Transformer-Enhanced Variational Autoencoder for Crystal Structure Prediction
Ziyi Chen, Yang Yuan, Siming Zheng, Jialong Guo, Sihan Liang, Yangang Wang, Zongguo Wang
TL;DR
This work introduces TransVAE-CSP, a Transformer-Enhanced Variational Autoencoder for crystal structure prediction that jointly reconstructs and generates crystal structures. It advances representation learning by combining adaptive distance expansion with irreducible representations and an encoder built on an equivariant dot-product attention mechanism to capture $E(3)$/SE(3) symmetry. The approach is validated on carbon_24, perov_5, and mp_20, showing superior reconstruction and generation performance relative to several baselines, with dataset-specific RBF choices further enhancing results. The findings demonstrate a robust, distribution-focused CSP framework that enables efficient crystal design and optimization, with future work aimed at closing gaps with diffusion models and enabling composition-conditioned generation.
Abstract
Crystal structure forms the foundation for understanding the physical and chemical properties of materials. Generative models have emerged as a new paradigm in crystal structure prediction(CSP), however, accurately capturing key characteristics of crystal structures, such as periodicity and symmetry, remains a significant challenge.
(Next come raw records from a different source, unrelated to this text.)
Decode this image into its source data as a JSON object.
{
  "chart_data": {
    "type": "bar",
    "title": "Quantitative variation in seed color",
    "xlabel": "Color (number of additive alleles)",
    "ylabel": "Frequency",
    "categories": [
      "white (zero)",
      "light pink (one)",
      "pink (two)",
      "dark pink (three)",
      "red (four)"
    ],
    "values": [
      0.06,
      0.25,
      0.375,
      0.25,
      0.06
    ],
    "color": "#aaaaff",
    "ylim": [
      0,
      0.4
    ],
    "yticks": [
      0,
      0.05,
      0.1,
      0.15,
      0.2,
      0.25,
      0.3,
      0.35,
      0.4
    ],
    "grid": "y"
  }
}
In this paper, we propose a Transformer-Enhanced Variational Autoencoder for Crystal Structure Prediction (TransVAE-CSP), who learns the characteristic distribution space of stable materials, enabling both the reconstruction and generation of crystal structures. TransVAE-CSP integrates adaptive distance expansion with irreducible representation to effectively capture the periodicity and symmetry of crystal structures, and the encoder is a transformer network based on an equivariant dot product attention mechanism. Experimental results on the carbon_24, perov_5, and mp_20 datasets demonstrate that TransVAE-CSP outperforms existing methods in structure reconstruction and generation tasks under various modeling metrics, offering a powerful tool for crystal structure design and optimization.